In re Jones' Estate
This text of 65 N.Y.S. 865 (In re Jones' Estate) is published on Counsel Stack Legal Research, covering Appellate Division of the Supreme Court of the State of New York primary law. Counsel Stack provides free access to over 12 million legal documents including statutes, case law, regulations, and constitutions.
Opinion
It is not disputed that the account of the temporary administrator was filed on October 15, 1890, and that it was not until September 6,1899 (nearly nine years after such account was filed), that the appellant presented her petition praying that a citation issue to the temporary administrator to attend a judicial settlement of his account. To obtain, however, the object sought upon such settlement, namely, to charge the administrator with devastavit in connection with the collection of the rents of certain real estate, the appellant moved for leave to file and serve objections similar to those which had been filed upon the accounting by the executor, which leave the surrogate refused because of the time that had elapsed since the right to obtain such relief had accrued.

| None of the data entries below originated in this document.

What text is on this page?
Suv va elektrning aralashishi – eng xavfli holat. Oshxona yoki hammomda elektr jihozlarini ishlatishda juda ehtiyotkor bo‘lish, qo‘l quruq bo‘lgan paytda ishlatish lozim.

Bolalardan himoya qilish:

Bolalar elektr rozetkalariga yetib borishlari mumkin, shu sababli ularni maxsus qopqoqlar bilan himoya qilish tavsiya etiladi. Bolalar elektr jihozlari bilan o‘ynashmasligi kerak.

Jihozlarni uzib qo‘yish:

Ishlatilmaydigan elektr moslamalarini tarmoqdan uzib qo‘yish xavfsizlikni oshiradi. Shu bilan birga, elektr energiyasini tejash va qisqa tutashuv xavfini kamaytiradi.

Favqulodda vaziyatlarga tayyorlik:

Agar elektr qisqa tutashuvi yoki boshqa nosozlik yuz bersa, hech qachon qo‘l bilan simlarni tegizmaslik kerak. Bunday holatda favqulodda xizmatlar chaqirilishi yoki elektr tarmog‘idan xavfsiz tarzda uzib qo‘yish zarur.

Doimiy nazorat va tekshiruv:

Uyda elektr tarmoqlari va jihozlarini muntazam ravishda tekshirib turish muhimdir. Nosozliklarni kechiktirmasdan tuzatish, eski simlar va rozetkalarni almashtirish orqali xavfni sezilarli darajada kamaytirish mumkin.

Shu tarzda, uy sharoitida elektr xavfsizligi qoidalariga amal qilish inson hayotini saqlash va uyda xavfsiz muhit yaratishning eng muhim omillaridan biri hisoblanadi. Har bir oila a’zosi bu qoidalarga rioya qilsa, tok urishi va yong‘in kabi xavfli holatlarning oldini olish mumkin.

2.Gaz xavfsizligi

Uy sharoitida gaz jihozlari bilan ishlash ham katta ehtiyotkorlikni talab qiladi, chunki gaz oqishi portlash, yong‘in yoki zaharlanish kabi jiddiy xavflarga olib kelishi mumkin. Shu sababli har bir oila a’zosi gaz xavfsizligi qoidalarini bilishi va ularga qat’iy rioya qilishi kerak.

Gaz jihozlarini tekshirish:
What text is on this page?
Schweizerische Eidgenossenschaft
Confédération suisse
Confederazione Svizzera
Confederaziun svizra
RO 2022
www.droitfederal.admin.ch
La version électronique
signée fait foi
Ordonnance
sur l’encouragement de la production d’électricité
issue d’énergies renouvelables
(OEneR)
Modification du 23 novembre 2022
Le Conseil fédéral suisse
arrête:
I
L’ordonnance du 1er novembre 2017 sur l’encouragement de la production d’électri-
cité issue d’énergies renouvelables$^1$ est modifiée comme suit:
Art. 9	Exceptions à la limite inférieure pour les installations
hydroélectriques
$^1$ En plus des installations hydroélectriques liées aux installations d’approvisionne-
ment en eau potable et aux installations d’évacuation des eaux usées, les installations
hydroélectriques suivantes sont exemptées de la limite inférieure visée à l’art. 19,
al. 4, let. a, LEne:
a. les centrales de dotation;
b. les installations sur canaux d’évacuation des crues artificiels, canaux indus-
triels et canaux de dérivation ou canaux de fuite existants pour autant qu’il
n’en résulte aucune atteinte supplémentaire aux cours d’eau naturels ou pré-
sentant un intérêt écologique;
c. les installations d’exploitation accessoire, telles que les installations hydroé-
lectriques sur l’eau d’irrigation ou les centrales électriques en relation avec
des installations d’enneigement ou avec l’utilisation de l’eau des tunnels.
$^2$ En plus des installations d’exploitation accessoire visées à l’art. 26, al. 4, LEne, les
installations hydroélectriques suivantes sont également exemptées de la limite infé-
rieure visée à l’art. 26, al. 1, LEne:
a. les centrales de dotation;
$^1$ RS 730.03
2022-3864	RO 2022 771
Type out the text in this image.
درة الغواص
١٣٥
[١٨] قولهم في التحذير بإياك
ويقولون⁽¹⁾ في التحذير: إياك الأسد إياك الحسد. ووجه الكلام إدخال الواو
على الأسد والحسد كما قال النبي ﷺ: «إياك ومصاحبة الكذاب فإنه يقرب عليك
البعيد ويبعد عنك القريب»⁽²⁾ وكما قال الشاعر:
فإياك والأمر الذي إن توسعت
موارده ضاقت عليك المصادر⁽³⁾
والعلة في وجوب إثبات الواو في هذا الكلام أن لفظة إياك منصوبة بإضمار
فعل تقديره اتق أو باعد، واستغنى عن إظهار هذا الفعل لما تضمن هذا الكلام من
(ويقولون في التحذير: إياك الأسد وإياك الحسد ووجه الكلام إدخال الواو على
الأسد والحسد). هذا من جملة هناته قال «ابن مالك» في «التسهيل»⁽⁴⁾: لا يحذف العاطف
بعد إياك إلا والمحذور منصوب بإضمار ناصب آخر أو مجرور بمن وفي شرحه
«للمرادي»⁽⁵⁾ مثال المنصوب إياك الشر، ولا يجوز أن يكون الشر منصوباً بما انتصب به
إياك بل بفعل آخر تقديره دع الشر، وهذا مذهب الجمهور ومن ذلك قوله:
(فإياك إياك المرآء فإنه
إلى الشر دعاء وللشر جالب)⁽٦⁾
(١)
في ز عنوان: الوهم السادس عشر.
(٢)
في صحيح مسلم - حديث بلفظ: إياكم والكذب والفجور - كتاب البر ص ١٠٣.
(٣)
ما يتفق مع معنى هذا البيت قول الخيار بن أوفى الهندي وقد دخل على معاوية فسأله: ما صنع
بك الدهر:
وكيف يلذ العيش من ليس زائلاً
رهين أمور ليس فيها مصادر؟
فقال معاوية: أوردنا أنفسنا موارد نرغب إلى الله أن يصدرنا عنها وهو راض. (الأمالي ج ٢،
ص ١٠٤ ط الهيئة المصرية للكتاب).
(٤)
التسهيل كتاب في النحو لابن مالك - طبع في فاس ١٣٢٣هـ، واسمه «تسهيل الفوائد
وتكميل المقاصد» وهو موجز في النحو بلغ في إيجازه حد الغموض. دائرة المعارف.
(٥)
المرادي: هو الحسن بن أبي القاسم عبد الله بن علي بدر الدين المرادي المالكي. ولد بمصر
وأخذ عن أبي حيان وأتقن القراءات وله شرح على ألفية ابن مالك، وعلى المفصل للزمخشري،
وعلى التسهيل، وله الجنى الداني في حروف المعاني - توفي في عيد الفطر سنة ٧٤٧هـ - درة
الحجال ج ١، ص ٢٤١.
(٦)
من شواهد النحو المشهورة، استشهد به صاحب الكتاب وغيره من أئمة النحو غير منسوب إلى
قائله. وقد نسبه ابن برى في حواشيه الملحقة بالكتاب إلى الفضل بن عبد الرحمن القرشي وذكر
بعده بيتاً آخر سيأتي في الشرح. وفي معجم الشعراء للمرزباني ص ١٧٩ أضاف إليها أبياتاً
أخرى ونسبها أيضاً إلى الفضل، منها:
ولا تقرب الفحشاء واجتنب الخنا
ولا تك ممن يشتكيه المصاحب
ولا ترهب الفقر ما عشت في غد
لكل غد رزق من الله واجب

It is undisputed that the executor in 1895 included in his account that of this temporary administrator, and that objections similar to those now sought to be interposed here were then presented, and it was only after the termination of the executor’s accounting that this application to file objections to the account of the administrator was made. Although the period which has elapsed might, by permitting the statute of limitations to run, preclude an adult from asserting such a right at this late day, this would not apply to an infant; and, were there no other consideration in the case than the contention that the statute of limitations is a bar, the application should have been granted. We think, however, that where, as here, it appears that after an account has been filed for several years, and more than four years have elapsed since it has been brought home to the parties [867]*867interested, it is entirely within the power, right, and discretion of the surrogate to refuse to permit at such a late date the filing of additional exceptions and objections to the account. Where the opportunity is given to file objections to an account, and the person allows it to pass without taking advantage of it, and the time when as matter of-right objections could be filed has passed, it is entirely within the discretion, of the surrogate, on the ground of loches or delay, to refuse permission to file additional objections.
Upon the ground, therefore, that it was within the province of the surrogate to grant or refuse the leave sought, the order appealed from should be affirmed, with costs. All concur.